One of the goals of science education is for students to learn to “think-like” experts in their discipline. Achieving this goal requires that students not only learn the content knowledge of that discipline but also the epistemology of the discipline, i.e.: the problems and research questions considered important and solvable; the criteria and methods for verification of knowledge claims; the ways of making meaning; and what is counted as knowledge. Just as academic disciplines differ in the subject matter that they teach, they also differ in significant ways regarding the construction, justification, and evaluation of knowledge. The epistemologies of disciplines – i.e. the fact that ecologists “think like” ecologists whereas historians “think like” historians, and these differences are significant and robust – are typically invisible to students. Teaching these differences explicitly not only promotes learning, but also can help students more fully enculturate into a scholarly community.
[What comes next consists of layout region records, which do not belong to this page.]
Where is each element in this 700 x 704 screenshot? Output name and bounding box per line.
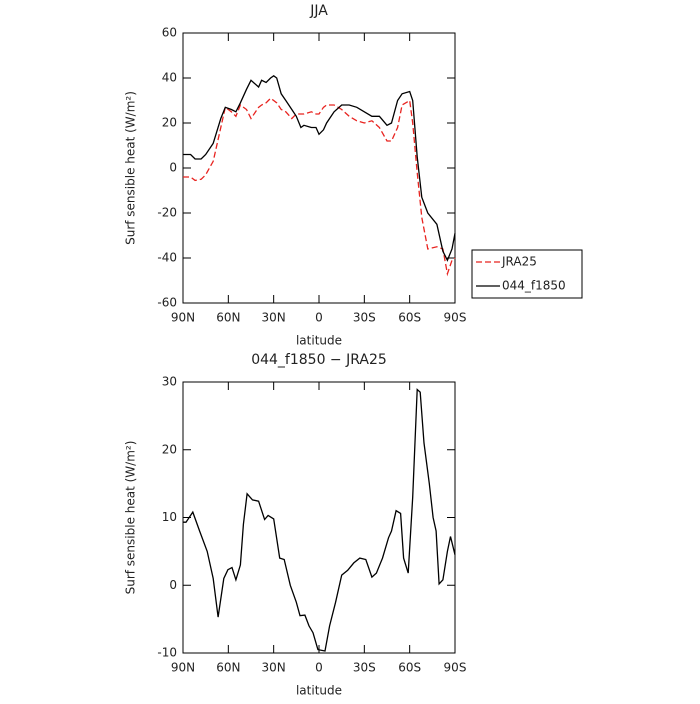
x-tick-label: 90S	[444, 661, 467, 675]
x-tick-label: 30N	[262, 311, 286, 325]
y-tick-label: 30	[162, 375, 177, 389]
x-tick-label: 30S	[353, 661, 376, 675]
x-tick-label: 30S	[353, 311, 376, 325]
x-tick-label: 60N	[216, 311, 240, 325]
x-tick-label: 60N	[216, 661, 240, 675]
legend-box	[471, 249, 583, 299]
x-tick-label: 90N	[171, 311, 195, 325]
y-tick-label: -40	[157, 251, 177, 265]
y-axis-label: Surf sensible heat (W/m²)	[124, 441, 138, 595]
x-axis-label: latitude	[296, 684, 342, 698]
x-tick-label: 0	[315, 311, 323, 325]
x-tick-label: 90S	[444, 311, 467, 325]
x-tick-label: 30N	[262, 661, 286, 675]
x-tick-label: 0	[315, 661, 323, 675]
y-tick-label: 20	[162, 116, 177, 130]
data-line	[183, 74, 456, 262]
y-tick-label: 10	[162, 510, 177, 524]
y-tick-label: 0	[169, 161, 177, 175]
y-axis-label: Surf sensible heat (W/m²)	[124, 91, 138, 245]
x-axis-label: latitude	[296, 334, 342, 348]
y-tick-label: 40	[162, 71, 177, 85]
plot-frame	[182, 381, 456, 654]
y-tick-label: 0	[169, 578, 177, 592]
chart-title: JJA	[309, 3, 328, 19]
x-tick-label: 90N	[171, 661, 195, 675]
y-tick-label: 20	[162, 442, 177, 456]
x-tick-label: 60S	[398, 661, 421, 675]
x-tick-label: 60S	[398, 311, 421, 325]
legend-label: 044_f1850	[502, 279, 566, 293]
plot-frame	[182, 32, 456, 304]
y-tick-label: -10	[157, 646, 177, 660]
y-tick-label: -60	[157, 296, 177, 310]
data-line	[183, 388, 456, 652]
legend-label: JRA25	[501, 255, 537, 269]
data-line	[183, 97, 456, 277]
chart-title: 044_f1850 − JRA25	[251, 352, 387, 368]
y-tick-label: -20	[157, 206, 177, 220]
y-tick-label: 60	[162, 26, 177, 40]
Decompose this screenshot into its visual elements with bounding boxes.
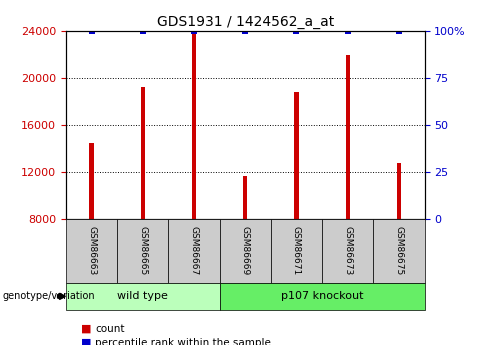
Text: percentile rank within the sample: percentile rank within the sample — [95, 338, 271, 345]
Bar — [192, 31, 196, 219]
Text: GSM86665: GSM86665 — [138, 226, 147, 276]
Text: p107 knockout: p107 knockout — [281, 292, 364, 301]
Point — [88, 28, 96, 34]
Point — [395, 28, 403, 34]
Text: ■: ■ — [81, 338, 91, 345]
Title: GDS1931 / 1424562_a_at: GDS1931 / 1424562_a_at — [157, 14, 334, 29]
Bar — [346, 55, 350, 219]
Text: genotype/variation: genotype/variation — [2, 292, 95, 301]
Bar — [397, 163, 401, 219]
Bar — [141, 88, 145, 219]
Text: GSM86675: GSM86675 — [394, 226, 404, 276]
Point — [190, 28, 198, 34]
Text: GSM86667: GSM86667 — [189, 226, 199, 276]
Bar — [89, 143, 94, 219]
Point — [139, 28, 147, 34]
Text: count: count — [95, 324, 124, 334]
Text: ■: ■ — [81, 324, 91, 334]
Bar — [243, 176, 247, 219]
Text: GSM86663: GSM86663 — [87, 226, 96, 276]
Point — [344, 28, 352, 34]
Point — [293, 28, 301, 34]
Text: GSM86671: GSM86671 — [292, 226, 301, 276]
Bar — [294, 92, 299, 219]
Text: GSM86673: GSM86673 — [343, 226, 352, 276]
Text: wild type: wild type — [117, 292, 168, 301]
Text: GSM86669: GSM86669 — [241, 226, 250, 276]
Point — [242, 28, 249, 34]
Writing courses are an ideal place to teach the epistemologies of our disciplines because faculty must make their own epistemic beliefs explicit when unpacking disciplinary-specific communication conventions and reader expectations. Additionally, a capstone thesis-writing course is the ideal testing ground for such a study because our students are already engaged in authentic scientific research and are highly motivated. In this study, we asked the following research questions: (1) Can we promote more sophisticated epistemic stances among our students with a short, in-class epistemology exercise? (2) If so, does this effort improve students’ writing (specifically, their ability to communicate clear science reasoning in their writing)? (3) What other gains do we see as a result of the development of epistemic beliefs?
Results/Conclusions
For students enrolled in these courses, we found significant gains among those who participated in the epistemology exercise (n=103) versus those who didn’t (n=91) in three dimensions: self-efficacy in writing (p=0.001, Cohen’s d effect size = 0.47), self-efficacy in science (p=0.05, Cohen’s d effect size = 0.28), and science reasoning (p=0.03, Cohen’s d effect size = 0.31). We also found a significant shift in epistemic stance – from non-evaluativist to evaluativists – for students who participated in the intervention versus those who didn’t (p=0.03, Cohen’s d effect size = 0.32). Combined, these results suggest that the relatively minimal effort required to implement this exercise offers considerable benefits to students, both in terms of learning gains and also their development as disciplinary scholars.